Gyllenhaal, Siegel, and McGehee claim to have made changes for no reason other than to amplify the story, and many are imaginative. For instance, the novel comes to suggest that Saul never developed his daughter’s mystical gift because he perceives the world with his head instead of his heart. “Saul’s transformation into a professor—which was Naomi’s idea—made sense because he has this very intellectual relationship with religion,” Siegel says. For similar reasons, Miriam, who has restrained herself to allow Saul to feel like the leader of the family, has been made a convert. “It’s a nice shorthand for how she gave up something to be with Saul,” Siegel explains.
On the other hand, these alterations leave the Naumanns’ preoccupations without persuasive antecedents. When Aaron, who in the novel would “enter the synagogue at his father’s side feeling like a prince beholding the kingdom he stood to inherit,” rebels against his father, his defiance—a tour of other faiths that culminates in a fascination with Hare Krishna—makes sense only as a reaction to the communal Jewish life his cantor father had imposed. For viewers who haven’t read the book, Aaron’s spiritual sampling will seem like generic adolescent defiance.
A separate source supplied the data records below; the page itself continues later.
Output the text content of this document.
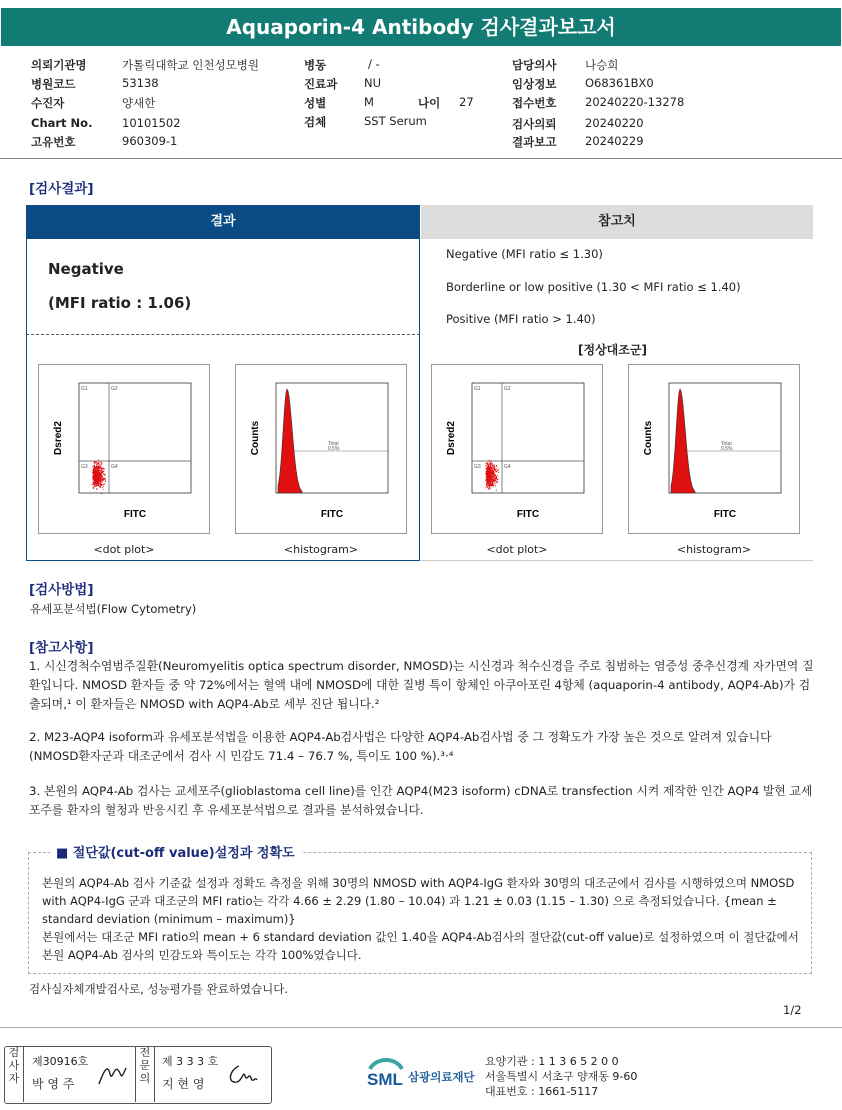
Aquaporin-4 Antibody 검사결과보고서
의뢰기관명	가톨릭대학교 인천성모병원
병원코드	53138
수진자	양새한
Chart No.	10101502
고유번호	960309-1
병동	/ -
진료과 NU
성별	M	나이 27
검체	SST Serum
담당의사 나승희
임상정보 O68361BX0
접수번호 20240220-13278
검사의뢰 20240220
결과보고 20240229
[검사결과]
결과	참고치
Negative
(MFI ratio : 1.06)
Negative (MFI ratio ≤ 1.30)
Borderline or low positive (1.30 < MFI ratio ≤ 1.40)
Positive (MFI ratio > 1.40)
[정상대조군]
Dsred2
FITC
G1	G2
G3	G4
<dot plot>
Counts
FITC
Total
0.5%
<histogram>
Dsred2
FITC
G1	G2
G3	G4
<dot plot>
Counts
FITC
Total
0.5%
<histogram>
[검사방법]
유세포분석법(Flow Cytometry)
[참고사항]
1. 시신경척수염범주질환(Neuromyelitis optica spectrum disorder, NMOSD)는 시신경과 척수신경을 주로 침범하는 염증성 중추신경계 자가면역 질환입니다. NMOSD 환자들 중 약 72%에서는 혈액 내에 NMOSD에 대한 질병 특이 항체인 아쿠아포린 4항체 (aquaporin-4 antibody, AQP4-Ab)가 검출되며,¹ 이 환자들은 NMOSD with AQP4-Ab로 세부 진단 됩니다.²
2. M23-AQP4 isoform과 유세포분석법을 이용한 AQP4-Ab검사법은 다양한 AQP4-Ab검사법 중 그 정확도가 가장 높은 것으로 알려져 있습니다(NMOSD환자군과 대조군에서 검사 시 민감도 71.4 – 76.7 %, 특이도 100 %).³·⁴
3. 본원의 AQP4-Ab 검사는 교세포주(glioblastoma cell line)를 인간 AQP4(M23 isoform) cDNA로 transfection 시켜 제작한 인간 AQP4 발현 교세포주를 환자의 혈청과 반응시킨 후 유세포분석법으로 결과를 분석하였습니다.
■ 절단값(cut-off value)설정과 정확도
본원의 AQP4-Ab 검사 기준값 설정과 정확도 측정을 위해 30명의 NMOSD with AQP4-IgG 환자와 30명의 대조군에서 검사를 시행하였으며 NMOSD with AQP4-IgG 군과 대조군의 MFI ratio는 각각 4.66 ± 2.29 (1.80 – 10.04) 과 1.21 ± 0.03 (1.15 – 1.30) 으로 측정되었습니다. {mean ± standard deviation (minimum – maximum)}
본원에서는 대조군 MFI ratio의 mean + 6 standard deviation 값인 1.40을 AQP4-Ab검사의 절단값(cut-off value)로 설정하였으며 이 절단값에서 본원 AQP4-Ab 검사의 민감도와 특이도는 각각 100%였습니다.
검사실자체개발검사로, 성능평가를 완료하였습니다.
1/2
검사자
제30916호
박 영 주
전문의
제 3 3 3 호
지 현 영	SML 삼광의료재단
요양기관 : 1 1 3 6 5 2 0 0
서울특별시 서초구 양재동 9-60
대표번호 : 1661-5117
Similarly, in the book, Saul’s stewardship of an ordinary congregation implicitly explained his obsession with mysticism; in the film, the avocation comes across as random and weird. These are certainly spiritual times in America, but it may be premature to assume that kabbalist aspirations require no more explanation than a gardening habit. A more specifically Jewish setting might have had a clarifying effect, making the material easier to relate to for non-Jews. Indeed, if Siegel and McGehee are right and Jews have become thoroughly integrated, non-Jews shouldn’t find that backstory too difficult to absorb.
The film does pose an intriguing, if inadvertent, question absent from Goldberg’s novel: Does anything indivisibly Jewish remain after the traditional markers of American “Jewishness”—the stock characters, the rituals of the shul—have been removed? Is there something uniquely Jewish about this story, or is the Jewish teaching it portrays so universally applicable because it’s so unspecific? As American culture performs on Jewish tradition the loving evisceration to which it subjects other cultures before they can join its mainstream, what remains?
A film hardly requires explicit Jewish content to become a compelling portrayal of the Jewish experience. The principals in King of the Corner are only nominally Jewish; their humorous but despairing preoccupations with family and death are not. Sometimes, there are no Jews in the film at all; arguably, one of the most “Jewish” films of recent years was Vadim Perelman’s House of Sand and Fog (based on the Andre Dubus III novel), about a family of Iranian immigrants destroyed by exile and family catastrophe.
This was the sense of what it meant to be Jewish that invisibly pollinated those early Hollywood films, films that Jewish studio heads assiduously kept free of explicit references to Jewishness. There is little of this diffuse, emotional sense in Bee Season. The argument has been made that early Hollywood birthed the very idea of the American dream by withholding ethnically specific context while imparting abstract Jewish values. Bee Season withholds both.